Enttäuschte Hoffnungen
Fanden in guten innerstädtischen Lagen durchaus aufwendige Sanierungen an Gagfah-Häusern statt – hier sind naturgemäß die Chancen für einen anschließenden Weiterverkauf am größten – häuften sich Klagen über Vernachlässigung von Gebäuden ausgerechnet in ohnehin benachteiligten Stadtteilen wie Prohlis, Tolkewitz oder Gorbitz. Wer in diesen Gegenden auf Investitionen durch privates Kapital gehofft hatte, sah sich enttäuscht; vielmehr war hier offensichtlich ein Prozess in Gang gekommen, der der Segregation in der Stadt weiter Vorschub zu leisten drohte. Weitgehend Fehlanzeige auch beim Thema energetische Sanierung: Viele Gagfah-Häuser sind ungedämmte Plattenbauten, die enorme Mengen Heizenergie verbrauchen und schon allein aus ökologischen Gründen dringend modernisiert werden müssten.
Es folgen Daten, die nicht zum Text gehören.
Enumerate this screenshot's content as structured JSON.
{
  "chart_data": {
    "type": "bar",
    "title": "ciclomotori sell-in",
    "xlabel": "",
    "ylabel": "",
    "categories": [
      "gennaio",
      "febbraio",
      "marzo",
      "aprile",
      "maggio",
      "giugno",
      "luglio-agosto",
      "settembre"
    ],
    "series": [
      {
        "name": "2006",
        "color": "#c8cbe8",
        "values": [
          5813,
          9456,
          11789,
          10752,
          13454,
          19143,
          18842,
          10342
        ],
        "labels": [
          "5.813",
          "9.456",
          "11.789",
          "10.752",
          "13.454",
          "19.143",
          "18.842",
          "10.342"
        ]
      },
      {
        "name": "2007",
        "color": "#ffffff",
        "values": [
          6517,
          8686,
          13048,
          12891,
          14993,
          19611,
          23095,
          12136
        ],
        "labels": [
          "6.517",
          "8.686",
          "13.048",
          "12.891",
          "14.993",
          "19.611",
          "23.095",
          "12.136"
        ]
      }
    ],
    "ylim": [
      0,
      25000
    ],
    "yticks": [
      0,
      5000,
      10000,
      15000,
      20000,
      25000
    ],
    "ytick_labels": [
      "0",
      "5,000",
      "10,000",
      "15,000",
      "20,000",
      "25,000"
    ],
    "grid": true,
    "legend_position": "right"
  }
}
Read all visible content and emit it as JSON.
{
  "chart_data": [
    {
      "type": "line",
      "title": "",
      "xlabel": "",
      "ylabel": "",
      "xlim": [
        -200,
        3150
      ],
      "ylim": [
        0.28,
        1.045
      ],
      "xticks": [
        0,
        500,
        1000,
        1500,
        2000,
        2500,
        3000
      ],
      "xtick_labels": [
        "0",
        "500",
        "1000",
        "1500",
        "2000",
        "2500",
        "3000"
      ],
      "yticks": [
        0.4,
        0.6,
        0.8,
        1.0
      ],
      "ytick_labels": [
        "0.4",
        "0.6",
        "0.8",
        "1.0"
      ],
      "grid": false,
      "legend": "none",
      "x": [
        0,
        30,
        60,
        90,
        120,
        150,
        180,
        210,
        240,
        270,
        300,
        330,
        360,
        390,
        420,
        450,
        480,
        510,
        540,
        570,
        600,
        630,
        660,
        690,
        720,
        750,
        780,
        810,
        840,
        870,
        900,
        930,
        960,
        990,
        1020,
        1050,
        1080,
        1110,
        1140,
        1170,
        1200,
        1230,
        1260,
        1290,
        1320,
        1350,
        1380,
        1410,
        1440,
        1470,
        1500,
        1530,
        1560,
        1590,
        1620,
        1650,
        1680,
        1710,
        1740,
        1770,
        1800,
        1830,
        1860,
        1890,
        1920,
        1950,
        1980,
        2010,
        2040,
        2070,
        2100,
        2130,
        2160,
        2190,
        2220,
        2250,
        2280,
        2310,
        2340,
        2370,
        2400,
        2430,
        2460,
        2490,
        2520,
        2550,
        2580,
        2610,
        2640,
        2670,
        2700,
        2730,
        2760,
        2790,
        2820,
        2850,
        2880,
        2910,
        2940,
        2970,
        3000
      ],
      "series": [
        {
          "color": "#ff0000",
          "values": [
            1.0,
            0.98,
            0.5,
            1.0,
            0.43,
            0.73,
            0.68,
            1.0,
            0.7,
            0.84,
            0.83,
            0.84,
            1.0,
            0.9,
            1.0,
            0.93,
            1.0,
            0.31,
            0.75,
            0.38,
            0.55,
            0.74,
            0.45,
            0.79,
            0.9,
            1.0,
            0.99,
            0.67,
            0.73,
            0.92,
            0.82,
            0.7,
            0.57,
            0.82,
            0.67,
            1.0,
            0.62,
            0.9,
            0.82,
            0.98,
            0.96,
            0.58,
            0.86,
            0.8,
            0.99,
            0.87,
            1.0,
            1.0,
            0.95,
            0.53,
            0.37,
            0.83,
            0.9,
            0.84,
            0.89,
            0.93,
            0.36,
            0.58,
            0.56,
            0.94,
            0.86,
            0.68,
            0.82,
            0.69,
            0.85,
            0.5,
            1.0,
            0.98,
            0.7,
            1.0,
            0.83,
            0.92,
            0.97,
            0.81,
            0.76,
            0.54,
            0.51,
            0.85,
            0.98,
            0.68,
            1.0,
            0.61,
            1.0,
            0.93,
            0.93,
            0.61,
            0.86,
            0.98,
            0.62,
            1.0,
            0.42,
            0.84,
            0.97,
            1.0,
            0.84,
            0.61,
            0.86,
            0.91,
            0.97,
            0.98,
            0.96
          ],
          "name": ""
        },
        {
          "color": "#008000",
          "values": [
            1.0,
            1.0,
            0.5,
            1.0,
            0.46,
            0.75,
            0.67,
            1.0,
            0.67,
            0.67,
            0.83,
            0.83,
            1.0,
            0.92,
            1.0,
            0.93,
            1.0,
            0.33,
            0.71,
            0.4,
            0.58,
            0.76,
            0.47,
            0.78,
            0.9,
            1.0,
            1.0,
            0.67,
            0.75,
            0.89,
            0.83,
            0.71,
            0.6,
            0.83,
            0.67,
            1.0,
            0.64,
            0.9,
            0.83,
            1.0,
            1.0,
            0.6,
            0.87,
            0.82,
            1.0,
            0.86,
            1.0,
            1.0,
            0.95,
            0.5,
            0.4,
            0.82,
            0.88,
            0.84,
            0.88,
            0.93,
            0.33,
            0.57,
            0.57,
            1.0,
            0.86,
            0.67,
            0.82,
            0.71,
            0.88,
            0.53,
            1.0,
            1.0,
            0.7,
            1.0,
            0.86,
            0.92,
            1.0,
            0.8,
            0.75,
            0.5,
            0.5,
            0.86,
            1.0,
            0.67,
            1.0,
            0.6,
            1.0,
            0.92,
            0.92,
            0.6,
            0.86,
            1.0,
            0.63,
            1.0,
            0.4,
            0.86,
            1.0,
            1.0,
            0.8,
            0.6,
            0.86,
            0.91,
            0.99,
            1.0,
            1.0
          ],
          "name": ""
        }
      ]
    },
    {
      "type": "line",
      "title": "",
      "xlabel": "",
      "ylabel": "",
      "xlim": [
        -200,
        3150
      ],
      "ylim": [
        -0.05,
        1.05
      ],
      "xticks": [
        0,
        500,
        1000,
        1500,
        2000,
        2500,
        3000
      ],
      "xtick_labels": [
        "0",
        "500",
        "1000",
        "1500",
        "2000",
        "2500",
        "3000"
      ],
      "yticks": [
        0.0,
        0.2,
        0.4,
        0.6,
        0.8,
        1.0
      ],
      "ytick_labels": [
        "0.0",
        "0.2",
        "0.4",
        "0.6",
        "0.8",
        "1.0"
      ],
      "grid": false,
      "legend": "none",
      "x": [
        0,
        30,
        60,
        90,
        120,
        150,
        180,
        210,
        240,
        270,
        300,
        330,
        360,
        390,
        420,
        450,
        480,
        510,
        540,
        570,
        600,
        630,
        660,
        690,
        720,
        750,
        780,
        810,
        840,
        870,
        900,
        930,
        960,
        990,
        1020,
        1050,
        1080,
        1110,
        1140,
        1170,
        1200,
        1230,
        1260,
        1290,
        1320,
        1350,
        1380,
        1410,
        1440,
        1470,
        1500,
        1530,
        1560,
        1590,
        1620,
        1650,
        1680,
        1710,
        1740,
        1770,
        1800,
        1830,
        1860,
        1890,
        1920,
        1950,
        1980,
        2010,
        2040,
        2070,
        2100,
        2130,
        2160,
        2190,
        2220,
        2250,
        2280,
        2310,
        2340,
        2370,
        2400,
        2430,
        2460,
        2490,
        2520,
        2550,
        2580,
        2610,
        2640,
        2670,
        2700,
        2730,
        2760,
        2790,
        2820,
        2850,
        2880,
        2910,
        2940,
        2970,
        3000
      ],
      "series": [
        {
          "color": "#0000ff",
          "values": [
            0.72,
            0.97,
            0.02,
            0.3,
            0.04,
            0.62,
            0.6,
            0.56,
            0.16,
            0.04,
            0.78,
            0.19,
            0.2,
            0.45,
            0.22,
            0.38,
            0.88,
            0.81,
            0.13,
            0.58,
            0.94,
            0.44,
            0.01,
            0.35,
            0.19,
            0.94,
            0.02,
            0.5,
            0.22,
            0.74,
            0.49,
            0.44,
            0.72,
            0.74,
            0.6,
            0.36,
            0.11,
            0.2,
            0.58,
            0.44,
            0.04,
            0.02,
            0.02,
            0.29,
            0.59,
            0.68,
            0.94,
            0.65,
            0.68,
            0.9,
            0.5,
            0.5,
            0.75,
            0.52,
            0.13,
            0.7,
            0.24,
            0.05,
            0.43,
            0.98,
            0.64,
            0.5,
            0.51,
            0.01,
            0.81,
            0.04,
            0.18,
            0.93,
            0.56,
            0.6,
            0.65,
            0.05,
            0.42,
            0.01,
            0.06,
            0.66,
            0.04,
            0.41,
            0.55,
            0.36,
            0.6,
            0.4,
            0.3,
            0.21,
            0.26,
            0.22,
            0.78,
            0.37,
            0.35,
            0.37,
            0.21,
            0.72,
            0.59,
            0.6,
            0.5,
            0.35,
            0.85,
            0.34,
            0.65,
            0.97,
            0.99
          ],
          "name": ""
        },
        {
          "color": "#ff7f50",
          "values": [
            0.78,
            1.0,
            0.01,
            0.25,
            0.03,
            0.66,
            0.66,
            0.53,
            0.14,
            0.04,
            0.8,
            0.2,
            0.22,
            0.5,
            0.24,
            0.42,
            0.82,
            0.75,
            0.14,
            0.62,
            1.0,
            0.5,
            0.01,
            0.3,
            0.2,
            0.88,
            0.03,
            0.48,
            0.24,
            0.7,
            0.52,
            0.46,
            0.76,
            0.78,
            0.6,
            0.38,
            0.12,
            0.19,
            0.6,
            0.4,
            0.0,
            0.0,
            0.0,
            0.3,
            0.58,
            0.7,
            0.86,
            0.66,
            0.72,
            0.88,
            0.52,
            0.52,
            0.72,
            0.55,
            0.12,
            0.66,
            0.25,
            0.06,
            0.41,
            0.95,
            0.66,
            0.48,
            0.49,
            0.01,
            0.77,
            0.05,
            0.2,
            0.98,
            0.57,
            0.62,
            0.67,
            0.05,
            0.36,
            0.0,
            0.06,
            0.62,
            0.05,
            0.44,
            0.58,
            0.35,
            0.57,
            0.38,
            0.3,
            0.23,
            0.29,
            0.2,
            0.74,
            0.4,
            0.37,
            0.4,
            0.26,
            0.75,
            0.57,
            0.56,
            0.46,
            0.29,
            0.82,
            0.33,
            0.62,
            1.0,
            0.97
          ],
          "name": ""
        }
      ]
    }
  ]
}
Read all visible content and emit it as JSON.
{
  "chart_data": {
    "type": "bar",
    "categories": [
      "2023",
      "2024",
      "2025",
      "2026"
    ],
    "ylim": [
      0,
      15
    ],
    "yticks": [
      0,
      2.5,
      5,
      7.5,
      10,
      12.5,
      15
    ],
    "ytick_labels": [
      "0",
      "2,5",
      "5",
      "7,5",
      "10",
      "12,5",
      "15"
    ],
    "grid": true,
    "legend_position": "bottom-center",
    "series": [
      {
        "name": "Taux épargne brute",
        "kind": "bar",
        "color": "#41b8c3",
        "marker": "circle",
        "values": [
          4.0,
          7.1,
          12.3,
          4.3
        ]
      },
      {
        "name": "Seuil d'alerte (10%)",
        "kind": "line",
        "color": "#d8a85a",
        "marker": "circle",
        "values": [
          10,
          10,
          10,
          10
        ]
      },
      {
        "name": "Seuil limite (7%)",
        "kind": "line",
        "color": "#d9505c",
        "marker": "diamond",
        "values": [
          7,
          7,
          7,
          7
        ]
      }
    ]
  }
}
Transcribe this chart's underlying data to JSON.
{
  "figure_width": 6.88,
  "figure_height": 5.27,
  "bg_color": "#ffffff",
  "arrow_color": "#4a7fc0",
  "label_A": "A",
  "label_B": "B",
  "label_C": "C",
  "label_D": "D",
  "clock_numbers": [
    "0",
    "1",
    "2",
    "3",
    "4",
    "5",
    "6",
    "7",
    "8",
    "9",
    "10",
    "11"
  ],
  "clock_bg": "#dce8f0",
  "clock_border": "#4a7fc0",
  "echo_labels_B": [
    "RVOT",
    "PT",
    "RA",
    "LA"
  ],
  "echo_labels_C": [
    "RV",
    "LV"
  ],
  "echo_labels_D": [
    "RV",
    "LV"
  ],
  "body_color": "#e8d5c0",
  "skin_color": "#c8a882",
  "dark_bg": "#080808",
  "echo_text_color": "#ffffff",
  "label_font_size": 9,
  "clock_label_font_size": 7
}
Doch die Immobiliengesellschaft ist dazu nur in Einzelfällen bereit.
„Öffentliches Blutbad“
Die Geschäftspolitik der Gagfah führte immer wieder zu Konflikten mit der Stadtverwaltung. Am 24. März dieses Jahres beschloss der Stadtrat mit großer Mehrheit, die Gagfah auf eine Vertragsstrafe von 1,06 Milliarden Euro zu verklagen, am 31. März wurde die Klage beim Landgericht Dresden eingereicht. Dem Immobilienkonzern wird vorgeworfen, gegen die Sozialcharta verstoßen zu haben. Konkret geht es darum, dass die Gagfah bei Weiterverkäufen in vielen Fällen die Verpflichtung auf die Sozialcharta inklusive der vertraglich vereinbarten Strafen nicht an die neuen Eigentümer weitergegeben haben soll. Die Gagfah weist die Vorwürfe zurück. Der ehemalige Fortress-Deutschland-Chef Matthias Moser, der 2006 den Verkauf eingefädelt hatte, warnte in einem Interview mit der Sächsischen Zeitung angesichts des drohenden Prozesses vor einem „zehnjährigen öffentlichen Blutbad“. Gagfah-Aktien verloren an den Börsen rund 30 Prozent an Wert. Besonders pikant in diesem Zusammenhang: Gagfah-Vorstandschef William Brennan verkaufte kurz vor Bekanntwerden der Klageabsicht Gagfah-Aktien im Wert von 4,7 Millionen Euro. Die Finanzaufsichtsbehörde BaFin ermittelt wegen des Verdachts des Insiderhandels.
Zurück auf Los?
In Dresden hat inzwischen eine Debatte über die Gründung einer neuen städtischen Wohnungsgesellschaft begonnen. SPD, Linkspartei und Bündnis 90/Die Grünen haben sich für eine solche Neugründung ausgesprochen. Im Falle einer rot-rot-grünen Mehrheit nach der Kommunalwahl 2014 möchte man das Vorhaben umsetzen. Ausreichend Geld dazu wäre vorhanden, wenn die Stadt mit der Klage gegen die Gagfah erfolgreich ist. Und für den Fall, dass die Immobiliengesellschaft über die Strafzahlungen Pleite ginge, könnte man die Wohnungen sogar kostengünstig aus der Insolvenzmasse übernehmen.